Consequently, the CA correctly found substantial breach on the part of petitioner. In contrast, Northwesterns breach, if any, was characterized by the appellate court as slight or casual.21 By way of negative definition, a breach is considered casual if it does not fundamentally defeat the object of the parties in entering into an agreement. Furthermore, for there to be a breach to begin with, there must be a "failure, without legal excuse, to perform any promise which forms the whole or part of the contract."22 Here, as discussed, the stoppage of the installation was justified. The action of Northwestern constituted a legal excuse to prevent the highly possible rejection of the IBS. Hence, just as the CA concluded, we find that Northwestern exercised ordinary prudence to avert a possible wastage of time, effort, resources and also of the P2.9 million representing the value of the new IBS. Actual Damages, Moral and Exemplary Damages, and Attorney's Fees As between the parties, substantial breach can clearly be attributed to GL Enterprises.1wphi1 Consequently, it is not the injured party who can claim damages under Article 1170 of the Civil Code.
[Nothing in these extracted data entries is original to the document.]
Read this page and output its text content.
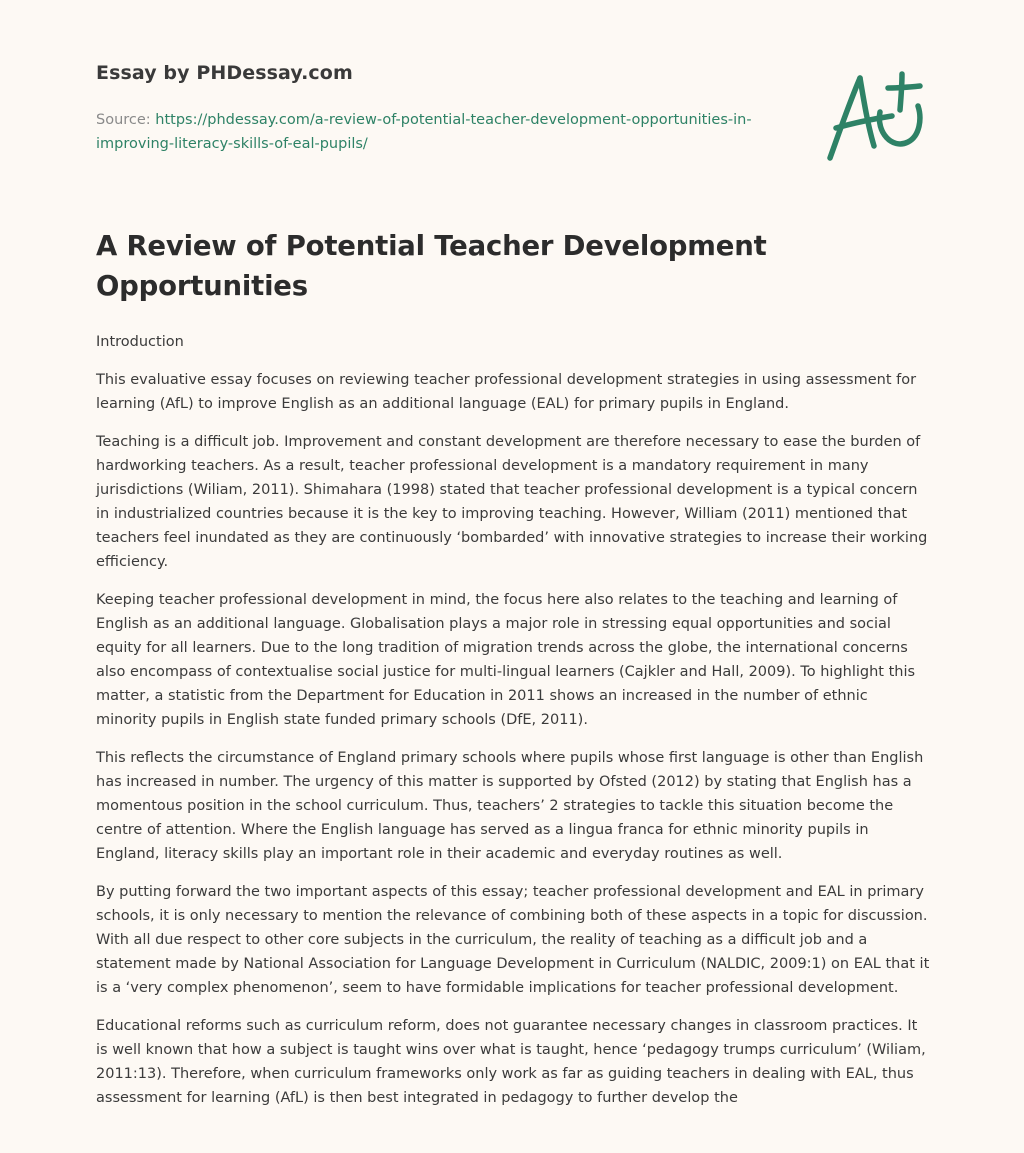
Essay by PHDessay.com
Source: https://phdessay.com/a-review-of-potential-teacher-development-opportunities-in-improving-literacy-skills-of-eal-pupils/
A Review of Potential Teacher Development Opportunities
Introduction

This evaluative essay focuses on reviewing teacher professional development strategies in using assessment for learning (AfL) to improve English as an additional language (EAL) for primary pupils in England.

Teaching is a difficult job. Improvement and constant development are therefore necessary to ease the burden of hardworking teachers. As a result, teacher professional development is a mandatory requirement in many jurisdictions (Wiliam, 2011). Shimahara (1998) stated that teacher professional development is a typical concern in industrialized countries because it is the key to improving teaching. However, William (2011) mentioned that teachers feel inundated as they are continuously ‘bombarded’ with innovative strategies to increase their working efficiency.

Keeping teacher professional development in mind, the focus here also relates to the teaching and learning of English as an additional language. Globalisation plays a major role in stressing equal opportunities and social equity for all learners. Due to the long tradition of migration trends across the globe, the international concerns also encompass of contextualise social justice for multi-lingual learners (Cajkler and Hall, 2009). To highlight this matter, a statistic from the Department for Education in 2011 shows an increased in the number of ethnic minority pupils in English state funded primary schools (DfE, 2011).

This reflects the circumstance of England primary schools where pupils whose first language is other than English has increased in number. The urgency of this matter is supported by Ofsted (2012) by stating that English has a momentous position in the school curriculum. Thus, teachers’ 2 strategies to tackle this situation become the centre of attention. Where the English language has served as a lingua franca for ethnic minority pupils in England, literacy skills play an important role in their academic and everyday routines as well.

By putting forward the two important aspects of this essay; teacher professional development and EAL in primary schools, it is only necessary to mention the relevance of combining both of these aspects in a topic for discussion. With all due respect to other core subjects in the curriculum, the reality of teaching as a difficult job and a statement made by National Association for Language Development in Curriculum (NALDIC, 2009:1) on EAL that it is a ‘very complex phenomenon’, seem to have formidable implications for teacher professional development.

Educational reforms such as curriculum reform, does not guarantee necessary changes in classroom practices. It is well known that how a subject is taught wins over what is taught, hence ‘pedagogy trumps curriculum’ (Wiliam, 2011:13). Therefore, when curriculum frameworks only work as far as guiding teachers in dealing with EAL, thus assessment for learning (AfL) is then best integrated in pedagogy to further develop the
For this reason, we concur in the result of the CA's Decision denying petitioner actual damages in the form of lost earnings, as well as moral and exemplary damages. With respect to attorney's fees, Article 2208 of the Civil Code allows the grant thereof when the court deems it just and equitable that attorney's fees should be recovered. An award of attorney's fees is proper if one was forced to litigate and incur expenses to protect one's rights and interest by reason of an unjustified act or omission on the part of the party from whom the award is sought.23 Since we affirm the CA's finding that it was not Northwestern but GL Enterprises that breached the contracts without justification, it follows that the appellate court correctly awarded attorneys fees to respondent. Notably, this litigation could have altogether been avoided if petitioner heeded respondent's suggestion to amicably settle; or, better yet, if in the first place petitioner delivered the right materials as required by the contracts. IN VIEW THEREOF, the assailed 27 July 2009 Decision of the Court of Appeals in CA-G.R. CV No. 88989 is hereby AFFIRMED. SO ORDERED.